Respect yourself. You are clear that you don’t wish to listen to your friend’s litany of exaggerations, fears and lies about his body. Yet, you hesitate to establish the boundary required to create a criticism-free zone, because you don’t wish to offend. My question, then, is: What is friendship? Is it a shelter of illusion that we use to protect each other from reality? Or is it a form of intimacy through which we are challenged to become our best selves—truthful, trustworthy, commitment-capable, loving, compassionate, healthy and fun-loving? I know a lot of people, but my closest friends are those who have the chutzpah to be truthful with me when I’m off the mark and who guide me, gently, back into integrity. They do not concern themselves with whether my feelings will be hurt. They are wise enough to know that, if they are operating from a healthy ego and are compassionate in their interaction with me, they are not the source of my hurt feelings. My debilitated ego created that hurt as a response to being seen as imperfect. Feeling hurt often means I am ready to begin the process of healing. I may not like it at the time, but I am nearly always grateful later.

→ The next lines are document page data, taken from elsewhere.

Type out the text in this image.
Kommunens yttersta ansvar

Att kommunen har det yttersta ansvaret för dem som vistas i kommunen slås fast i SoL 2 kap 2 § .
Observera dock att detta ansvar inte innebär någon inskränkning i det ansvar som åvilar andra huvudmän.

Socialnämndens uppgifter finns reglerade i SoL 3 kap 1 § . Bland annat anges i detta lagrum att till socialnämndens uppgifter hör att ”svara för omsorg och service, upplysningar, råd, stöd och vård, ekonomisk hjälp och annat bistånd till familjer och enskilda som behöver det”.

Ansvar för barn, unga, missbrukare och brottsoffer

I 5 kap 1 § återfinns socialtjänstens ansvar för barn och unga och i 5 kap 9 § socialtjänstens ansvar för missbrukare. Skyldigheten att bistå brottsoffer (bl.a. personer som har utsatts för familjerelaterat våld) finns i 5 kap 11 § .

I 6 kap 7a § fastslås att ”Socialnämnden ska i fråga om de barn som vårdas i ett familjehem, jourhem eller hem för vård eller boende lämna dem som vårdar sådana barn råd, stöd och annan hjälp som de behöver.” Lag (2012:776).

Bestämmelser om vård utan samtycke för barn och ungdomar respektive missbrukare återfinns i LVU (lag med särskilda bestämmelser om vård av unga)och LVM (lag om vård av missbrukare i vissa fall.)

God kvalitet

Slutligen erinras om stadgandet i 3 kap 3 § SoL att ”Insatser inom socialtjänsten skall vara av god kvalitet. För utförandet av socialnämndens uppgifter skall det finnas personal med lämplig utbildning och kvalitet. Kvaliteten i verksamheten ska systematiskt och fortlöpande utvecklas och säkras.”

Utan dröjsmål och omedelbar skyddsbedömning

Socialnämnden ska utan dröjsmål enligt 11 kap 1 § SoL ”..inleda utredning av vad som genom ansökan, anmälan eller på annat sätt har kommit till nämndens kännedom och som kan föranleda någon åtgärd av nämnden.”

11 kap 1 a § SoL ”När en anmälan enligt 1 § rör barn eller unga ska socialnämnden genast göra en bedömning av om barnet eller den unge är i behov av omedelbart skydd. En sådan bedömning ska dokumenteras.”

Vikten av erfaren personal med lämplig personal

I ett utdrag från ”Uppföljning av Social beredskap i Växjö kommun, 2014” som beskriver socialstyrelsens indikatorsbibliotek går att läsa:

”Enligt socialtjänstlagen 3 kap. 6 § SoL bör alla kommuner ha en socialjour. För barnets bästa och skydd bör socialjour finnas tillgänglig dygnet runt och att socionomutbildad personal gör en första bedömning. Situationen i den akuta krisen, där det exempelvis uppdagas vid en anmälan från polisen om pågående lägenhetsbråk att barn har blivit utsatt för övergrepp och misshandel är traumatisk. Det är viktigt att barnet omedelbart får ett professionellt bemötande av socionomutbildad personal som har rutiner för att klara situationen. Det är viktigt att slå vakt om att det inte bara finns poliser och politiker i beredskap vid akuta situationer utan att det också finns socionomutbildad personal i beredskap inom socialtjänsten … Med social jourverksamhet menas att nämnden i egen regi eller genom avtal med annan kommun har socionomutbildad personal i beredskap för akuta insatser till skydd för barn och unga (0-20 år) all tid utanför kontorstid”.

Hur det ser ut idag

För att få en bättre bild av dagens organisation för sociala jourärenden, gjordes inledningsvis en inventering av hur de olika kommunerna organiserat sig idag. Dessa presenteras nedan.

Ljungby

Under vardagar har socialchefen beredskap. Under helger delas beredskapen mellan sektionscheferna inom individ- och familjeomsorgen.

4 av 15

You and your friend share something important; you both suffer from a lack of confidence. He channels his insecurity into attacks on his body. You direct your discomfort into seeing yourself as a victim of his obsession with his body. He “railroads” you and “dumps” on you. You say nothing because you fear offending him. You are expressing the shadow side of the martyr archetype. Hopefully, this awareness will inspire your compassion so you can understand your friend’s struggle. When you live a healthier life, you can support him in doing so, too.

When my boyfriend and I are apart, I think of him constantly. I wonder what he is doing and whether he is thinking of me. I cannot wait for us to be together again. But when we are together, we fight. We have very different views about things, but something keeps pulling me back to him. I think I am in love, but I am not sure.

Desire and clingy attachment are aspects of infatuation, not love. As the Dalai Lama pointed out, “Desire and attachment are sometimes mistaken for compassion and love. Compassion and love are not dependent on someone appearing beautiful or behaving nice. [They] are based on the knowledge that the other person is fundamentally like oneself. Compassion and love are based on reason, not just an emotional feeling.”

The next time your mind drifts away from what you are doing and into your boyfriend’s business, bring it back. Stay focused on the present moment. Doing so strengthens your sense of self. When you are less needy, you can rationally determine whether this relationship is right for you.

Meditation of the week
Sudan, Africa’s largest country, has been devastated by civil war for 20 years. Thousands are dead. Women and young girls have been systematically raped, villages bombed, water and land poisoned. Food, shelter and sanitation are scarce for the 1.2 million refugees. The United Nations calls this “the greatest humanitarian crisis of our times.” What are you doing about it?